After mowing down the Pittsburgh Pirates last night in much the same way he did in the NL Wild Card Game last October, reigning Cy Young winner Jake Arrieta improved to 6-0. He set the Cubs all time record for most consecutive wins, 17, topping Rick Sutcliffe’s 16 straight in 1984. But more than that, what Arrieta has done since last July has been nothing short of historic.
In his last 26 starts, dating to July of last year, he’s 22-1 with a 0.85 ERA and two no-hitters.
Over his last 18 starts, Arrieta is 17-0 with a 0.55 ERA. That averages out to about one run for every two full games pitched.
Arrieta also became the first Cub in more than a century to win his first six starts in a season. Hall of Famer Moredcai “Three Finger” Brown also did it. In 1908.

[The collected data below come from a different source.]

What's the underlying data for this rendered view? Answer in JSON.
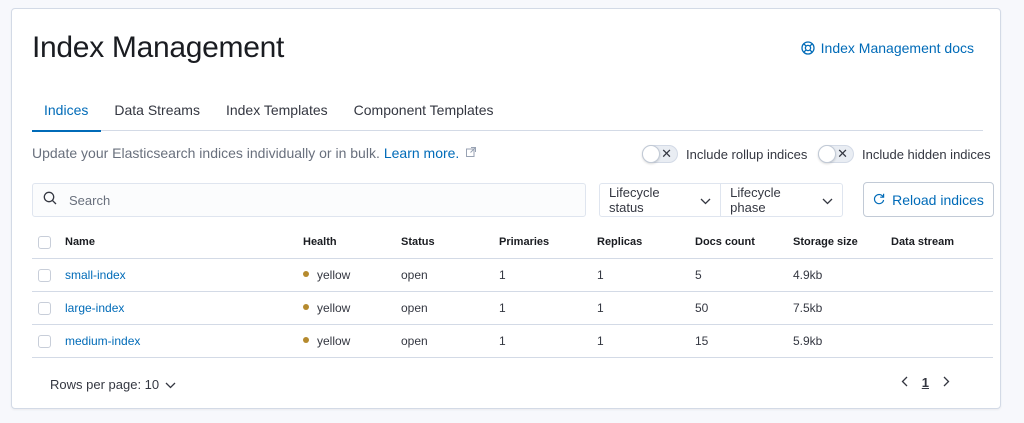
{
  "page": {
    "title": "Index Management",
    "docs_link": "Index Management docs"
  },
  "tabs": [
    {
      "label": "Indices",
      "active": true
    },
    {
      "label": "Data Streams",
      "active": false
    },
    {
      "label": "Index Templates",
      "active": false
    },
    {
      "label": "Component Templates",
      "active": false
    }
  ],
  "description": {
    "text": "Update your Elasticsearch indices individually or in bulk.",
    "learn_more": "Learn more."
  },
  "toggles": {
    "rollup": {
      "label": "Include rollup indices",
      "checked": false
    },
    "hidden": {
      "label": "Include hidden indices",
      "checked": false
    }
  },
  "search": {
    "placeholder": "Search",
    "value": ""
  },
  "filters": {
    "lifecycle_status": "Lifecycle status",
    "lifecycle_phase": "Lifecycle phase"
  },
  "reload_button": "Reload indices",
  "table": {
    "columns": [
      "Name",
      "Health",
      "Status",
      "Primaries",
      "Replicas",
      "Docs count",
      "Storage size",
      "Data stream"
    ],
    "rows": [
      {
        "name": "small-index",
        "health": "yellow",
        "status": "open",
        "primaries": "1",
        "replicas": "1",
        "docs_count": "5",
        "storage_size": "4.9kb",
        "data_stream": ""
      },
      {
        "name": "large-index",
        "health": "yellow",
        "status": "open",
        "primaries": "1",
        "replicas": "1",
        "docs_count": "50",
        "storage_size": "7.5kb",
        "data_stream": ""
      },
      {
        "name": "medium-index",
        "health": "yellow",
        "status": "open",
        "primaries": "1",
        "replicas": "1",
        "docs_count": "15",
        "storage_size": "5.9kb",
        "data_stream": ""
      }
    ]
  },
  "pagination": {
    "rows_per_page": "Rows per page: 10",
    "current_page": "1"
  },
  "colors": {
    "accent": "#006bb8",
    "health_yellow": "#b58a2e",
    "border": "#d3dae6"
  },
  "icons": {
    "docs": "lifebuoy-icon",
    "external_link": "external-link-icon",
    "search": "search-icon",
    "reload": "refresh-icon",
    "dropdown": "chevron-down-icon"
  }
}
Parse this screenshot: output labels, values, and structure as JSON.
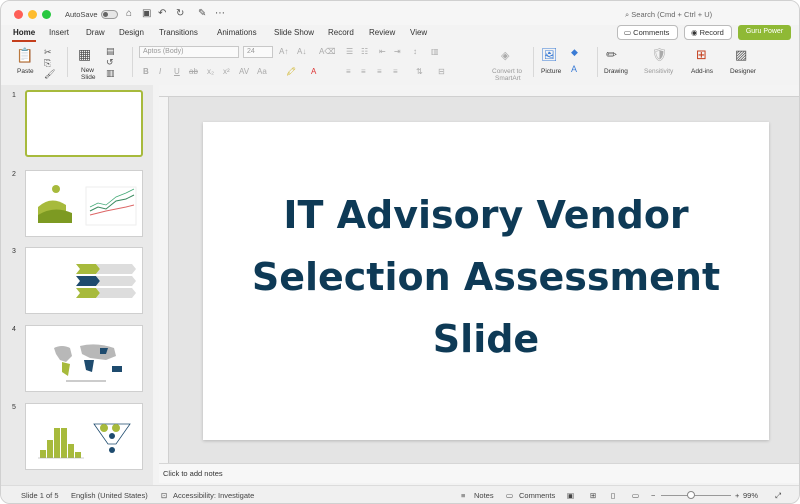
{
  "titlebar": {
    "autosave_label": "AutoSave",
    "search_placeholder": "Search (Cmd + Ctrl + U)"
  },
  "ribbon_tabs": [
    "Home",
    "Insert",
    "Draw",
    "Design",
    "Transitions",
    "Animations",
    "Slide Show",
    "Record",
    "Review",
    "View"
  ],
  "header_buttons": {
    "comments": "Comments",
    "record": "Record",
    "guru": "Guru Power"
  },
  "toolbar": {
    "paste": "Paste",
    "new_slide_line1": "New",
    "new_slide_line2": "Slide",
    "font_name": "Aptos (Body)",
    "font_size": "24",
    "convert_line1": "Convert to",
    "convert_line2": "SmartArt",
    "picture": "Picture",
    "drawing": "Drawing",
    "sensitivity": "Sensitivity",
    "addins": "Add-ins",
    "designer": "Designer"
  },
  "slides": [
    "1",
    "2",
    "3",
    "4",
    "5"
  ],
  "slide_title": "IT Advisory Vendor Selection Assessment Slide",
  "notes_placeholder": "Click to add notes",
  "status": {
    "slide_counter": "Slide 1 of 5",
    "language": "English (United States)",
    "accessibility": "Accessibility: Investigate",
    "notes": "Notes",
    "comments": "Comments",
    "zoom": "99%"
  },
  "colors": {
    "accent_tab": "#c43e1c",
    "guru_green": "#8fb935",
    "title_navy": "#0e3a56",
    "thumb_green": "#a7ba3c"
  }
}
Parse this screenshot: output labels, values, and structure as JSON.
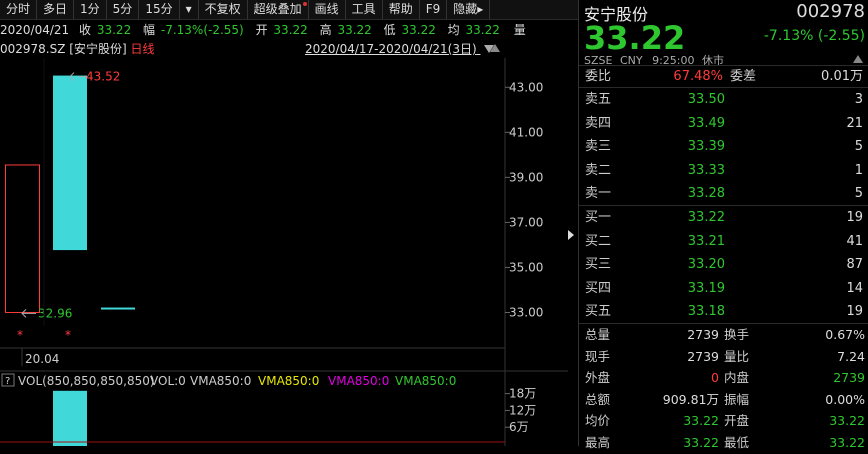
{
  "toolbar": {
    "items": [
      "分时",
      "多日",
      "1分",
      "5分",
      "15分",
      "▾",
      "不复权",
      "超级叠加",
      "画线",
      "工具",
      "帮助",
      "F9",
      "隐藏▸"
    ]
  },
  "quote": {
    "date": "2020/04/21",
    "close_label": "收",
    "close": "33.22",
    "change_label": "幅",
    "change": "-7.13%(-2.55)",
    "open_label": "开",
    "open": "33.22",
    "high_label": "高",
    "high": "33.22",
    "low_label": "低",
    "low": "33.22",
    "avg_label": "均",
    "avg": "33.22",
    "vol_label": "量"
  },
  "chart_header": {
    "code": "002978.SZ",
    "name": "[安宁股份]",
    "period": "日线",
    "range": "2020/04/17-2020/04/21(3日)"
  },
  "chart_data": {
    "type": "candlestick",
    "y_ticks": [
      "43.00",
      "41.00",
      "39.00",
      "37.00",
      "35.00",
      "33.00"
    ],
    "ylim": [
      32.4,
      44.3
    ],
    "candles": [
      {
        "open": 39.55,
        "close": 33.0,
        "high": 39.55,
        "low": 33.0,
        "color": "#ff3b3b",
        "style": "hollow"
      },
      {
        "open": 35.77,
        "close": 43.52,
        "high": 43.52,
        "low": 35.77,
        "color": "#40d8d8",
        "style": "filled"
      },
      {
        "open": 33.22,
        "close": 33.22,
        "high": 33.22,
        "low": 33.22,
        "color": "#40d8d8",
        "style": "filled"
      }
    ],
    "annotations": {
      "max_label": "43.52",
      "min_label": "32.96"
    },
    "x_label": "20.04",
    "volume": {
      "header": [
        "VOL(850,850,850,850)",
        "VOL:0",
        "VMA850:0",
        "VMA850:0",
        "VMA850:0",
        "VMA850:0"
      ],
      "y_ticks": [
        "18万",
        "12万",
        "6万"
      ],
      "ylim": [
        0,
        200000
      ],
      "bars": [
        0,
        190000,
        0
      ]
    }
  },
  "panel": {
    "name": "安宁股份",
    "code": "002978",
    "price": "33.22",
    "change": "-7.13% (-2.55)",
    "exchange": "SZSE",
    "currency": "CNY",
    "time": "9:25:00",
    "status": "休市",
    "wb_label": "委比",
    "wb": "67.48%",
    "wc_label": "委差",
    "wc": "0.01万",
    "asks": [
      {
        "label": "卖五",
        "price": "33.50",
        "vol": "3",
        "color": "#2fc72f"
      },
      {
        "label": "卖四",
        "price": "33.49",
        "vol": "21",
        "color": "#2fc72f"
      },
      {
        "label": "卖三",
        "price": "33.39",
        "vol": "5",
        "color": "#2fc72f"
      },
      {
        "label": "卖二",
        "price": "33.33",
        "vol": "1",
        "color": "#2fc72f"
      },
      {
        "label": "卖一",
        "price": "33.28",
        "vol": "5",
        "color": "#2fc72f"
      }
    ],
    "bids": [
      {
        "label": "买一",
        "price": "33.22",
        "vol": "19",
        "color": "#2fc72f"
      },
      {
        "label": "买二",
        "price": "33.21",
        "vol": "41",
        "color": "#2fc72f"
      },
      {
        "label": "买三",
        "price": "33.20",
        "vol": "87",
        "color": "#2fc72f"
      },
      {
        "label": "买四",
        "price": "33.19",
        "vol": "14",
        "color": "#2fc72f"
      },
      {
        "label": "买五",
        "price": "33.18",
        "vol": "19",
        "color": "#2fc72f"
      }
    ],
    "stats": [
      {
        "l1": "总量",
        "v1": "2739",
        "c1": "#ddd",
        "l2": "换手",
        "v2": "0.67%",
        "c2": "#ddd"
      },
      {
        "l1": "现手",
        "v1": "2739",
        "c1": "#ddd",
        "l2": "量比",
        "v2": "7.24",
        "c2": "#ddd"
      },
      {
        "l1": "外盘",
        "v1": "0",
        "c1": "#ff3b3b",
        "l2": "内盘",
        "v2": "2739",
        "c2": "#2fc72f"
      },
      {
        "l1": "总额",
        "v1": "909.81万",
        "c1": "#ddd",
        "l2": "振幅",
        "v2": "0.00%",
        "c2": "#ddd"
      },
      {
        "l1": "均价",
        "v1": "33.22",
        "c1": "#2fc72f",
        "l2": "开盘",
        "v2": "33.22",
        "c2": "#2fc72f"
      },
      {
        "l1": "最高",
        "v1": "33.22",
        "c1": "#2fc72f",
        "l2": "最低",
        "v2": "33.22",
        "c2": "#2fc72f"
      }
    ]
  }
}
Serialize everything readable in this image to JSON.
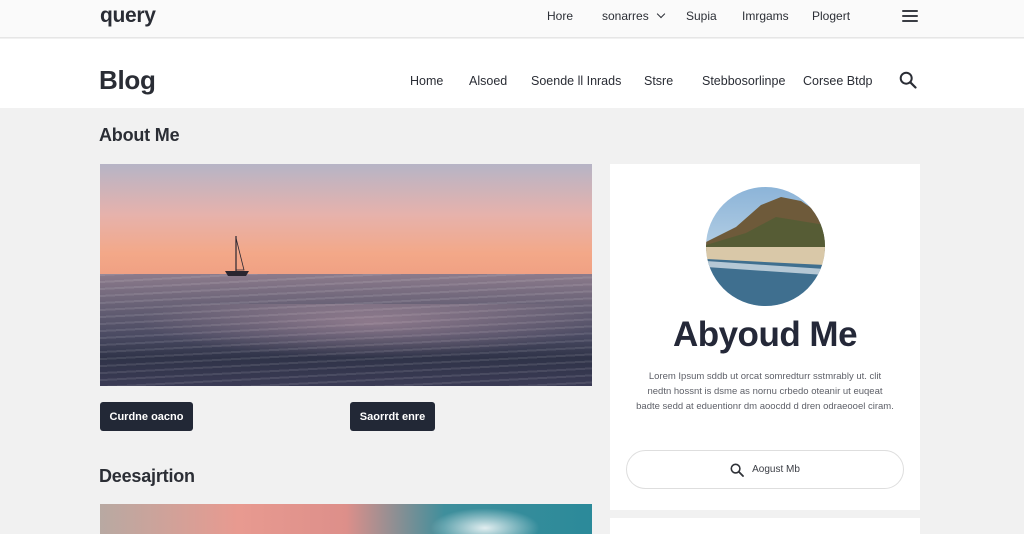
{
  "topbar": {
    "logo": "query",
    "nav": [
      {
        "label": "Hore"
      },
      {
        "label": "sonarres",
        "has_dropdown": true
      },
      {
        "label": "Supia"
      },
      {
        "label": "Imrgams"
      },
      {
        "label": "Plogert"
      }
    ],
    "menu_icon": "hamburger-icon"
  },
  "blog_header": {
    "title": "Blog",
    "nav": [
      {
        "label": "Home"
      },
      {
        "label": "Alsoed"
      },
      {
        "label": "Soende ll Inrads"
      },
      {
        "label": "Stsre"
      },
      {
        "label": "Stebbosorlinpe"
      },
      {
        "label": "Corsee Btdp"
      }
    ],
    "search_icon": "search-icon"
  },
  "main": {
    "about_heading": "About Me",
    "buttons": [
      {
        "label": "Curdne oacno"
      },
      {
        "label": "Saorrdt enre"
      }
    ],
    "description_heading": "Deesajrtion"
  },
  "sidebar": {
    "title": "Abyoud Me",
    "text": "Lorem Ipsum sddb ut orcat somredturr sstmrably ut. clit  nedtn hossnt is dsme as nornu crbedo oteanir ut euqeat badte sedd at eduentionr dm aoocdd d dren odraeooel ciram.",
    "search_label": "Aogust Mb",
    "search_icon": "search-icon"
  },
  "colors": {
    "button_bg": "#222836",
    "text_dark": "#23262f",
    "page_bg": "#f1f1f1"
  }
}
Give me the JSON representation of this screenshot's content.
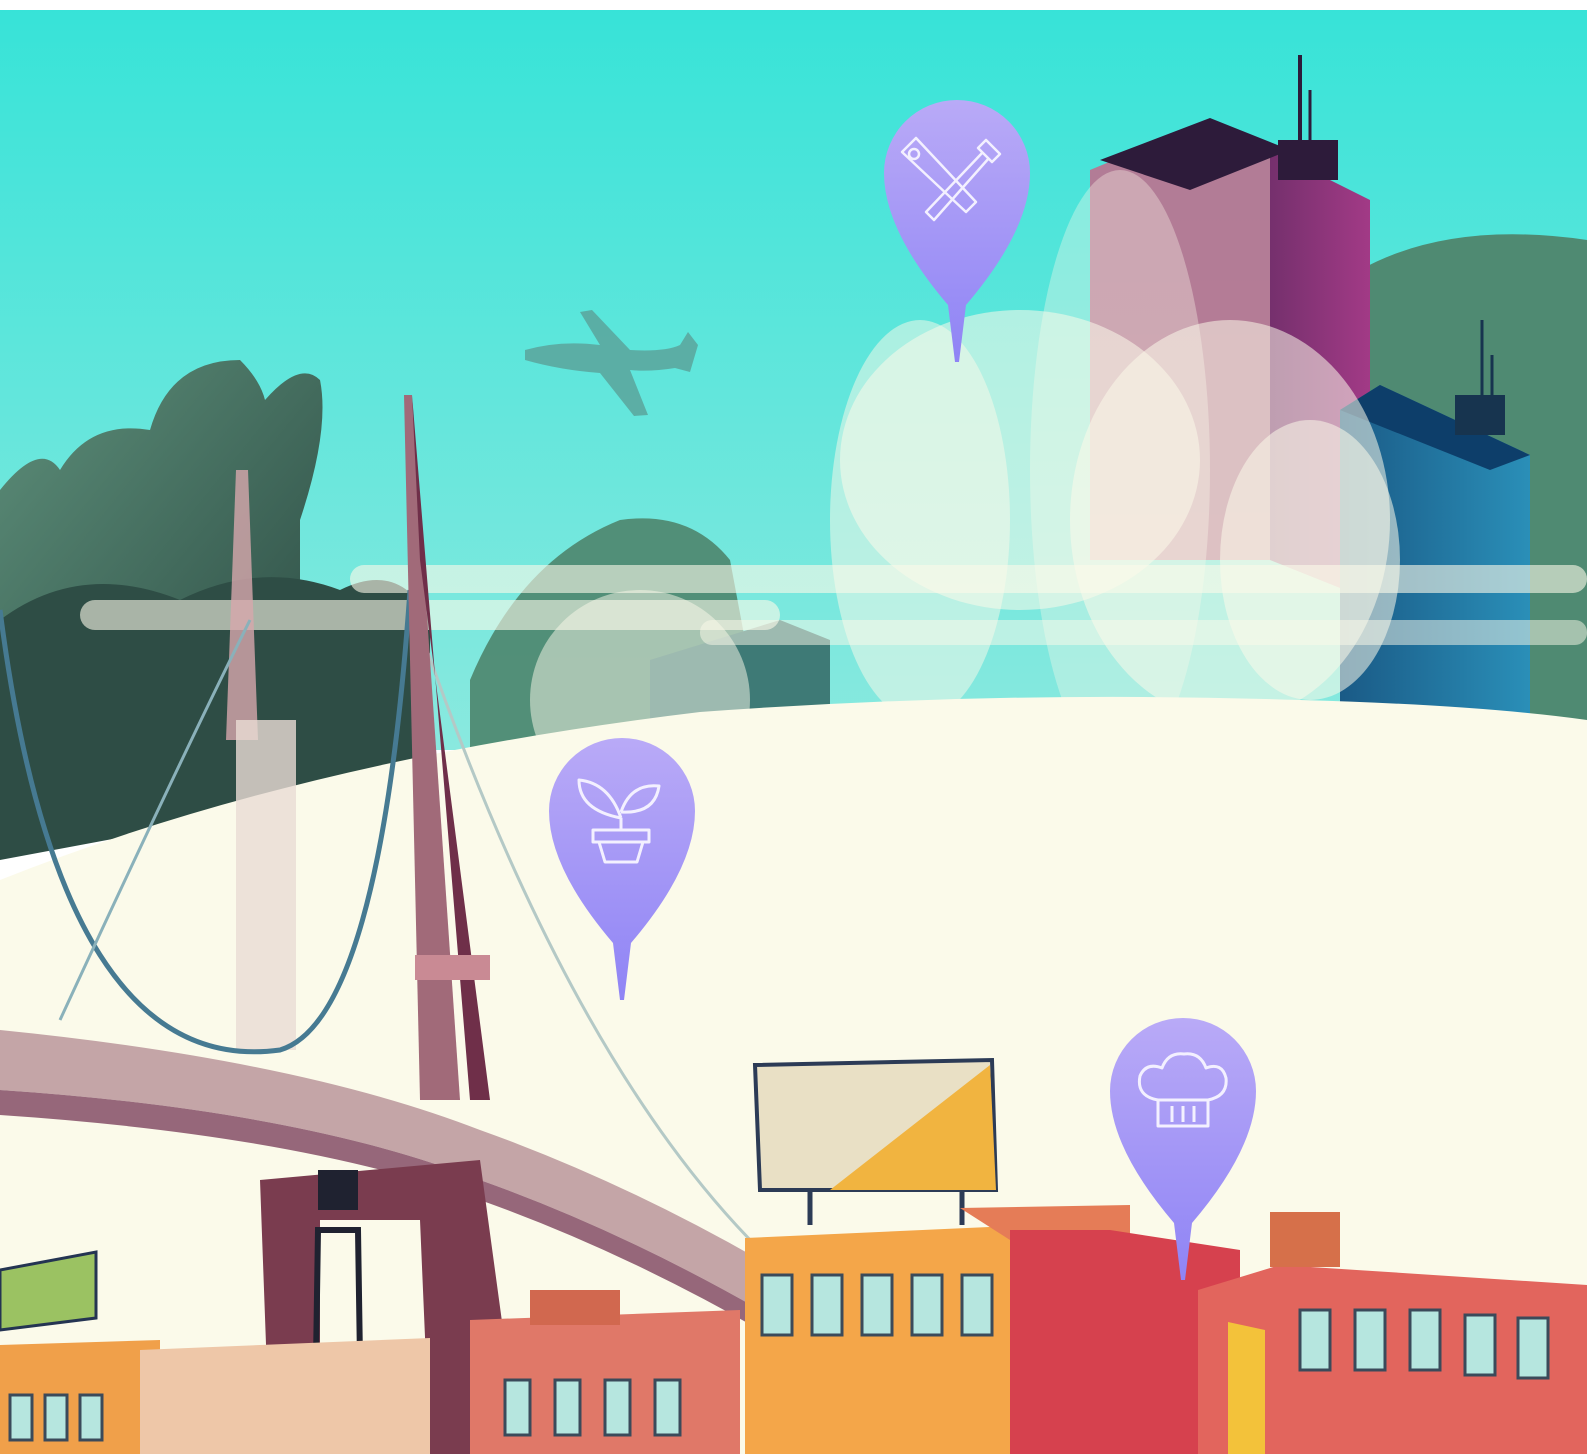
{
  "scene": {
    "colors": {
      "sky_top": "#3ee6d8",
      "sky_bottom": "#7de8e0",
      "fog": "#fbfaea",
      "pin_top": "#b9aaf7",
      "pin_bottom": "#8f84f5",
      "hills_dark": "#3f6a5c",
      "bridge": "#b98a95",
      "bridge_dark": "#7a3c4f",
      "building_orange": "#f2a64a",
      "building_red": "#d8454f",
      "skyscraper_purple": "#8a3a7a",
      "skyscraper_blue": "#1f6d9a"
    }
  },
  "pins": [
    {
      "name": "tools-pin",
      "icon": "saw-hammer-icon"
    },
    {
      "name": "plant-pin",
      "icon": "potted-plant-icon"
    },
    {
      "name": "chef-pin",
      "icon": "chef-hat-icon"
    }
  ]
}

According to Sports Illustrated’s Cliff Corcoran, after his no-hitter against the Reds in April, Arrieta had 22 consecutive regular-season starts in which he pitched six or more innings and allowed three or fewer runs. That, according to baseball-reference.com’s Play Index, is the longest streak by a major league starter since 1913, when such records were first recorded.
Arrieta’s streak of “quality starts” ended against the Brewers in April, when he gave up one run on three hits in five innings. He fell just short of Bob Gibson’s record 26 quality starts in 1967-68. That’s what a non-quality start looks like for Arrieta nowadays: three hits and one run. He still got the win.
A fifth-inning RBI double also ended Arrieta’s home scoreless streak at 52 2/3 innings, just one inning shy of Ray Herbert’s major league record set in 1962-63 with the crosstown White Sox.
He has been so dominant that rumors of performance enhancing drugs have begun to circulate. The incredible switch from average pitcher to the major’s best is indeed head-scratching. In Baltimore, his best season was 10-8 with an ERA over 5 in 2011. He was traded to the Cubs in 2013.
Arrieta responded to Stephen A. Smith’s not so subtle insinuation that steroids are still a part of the game by saying that he will keep “laughing … No one will undercut my work.”
In an interview with USA Today, Arrieta responded to the steroid rumors. “Well,” Arrieta said, “the 10 tests I take a year say otherwise. I eat plants. I eat lean meat. I work out. And I do things the right way.
“If there are guys still on it, I hope they get caught. I care about the integrity of the game. I wouldn’t want to disappoint my family, my friends, my fans. That’s a huge motivating factor in doing it the right way.”
There is no predicting when Jake Arrieta’s historic run will end. He is 30, an age where most pitchers begin a slow but steady decline. A look at the last 10+ months, however, shows a pitcher who has finally figured it out, with no signs of slowing down. The best might still be yet to come.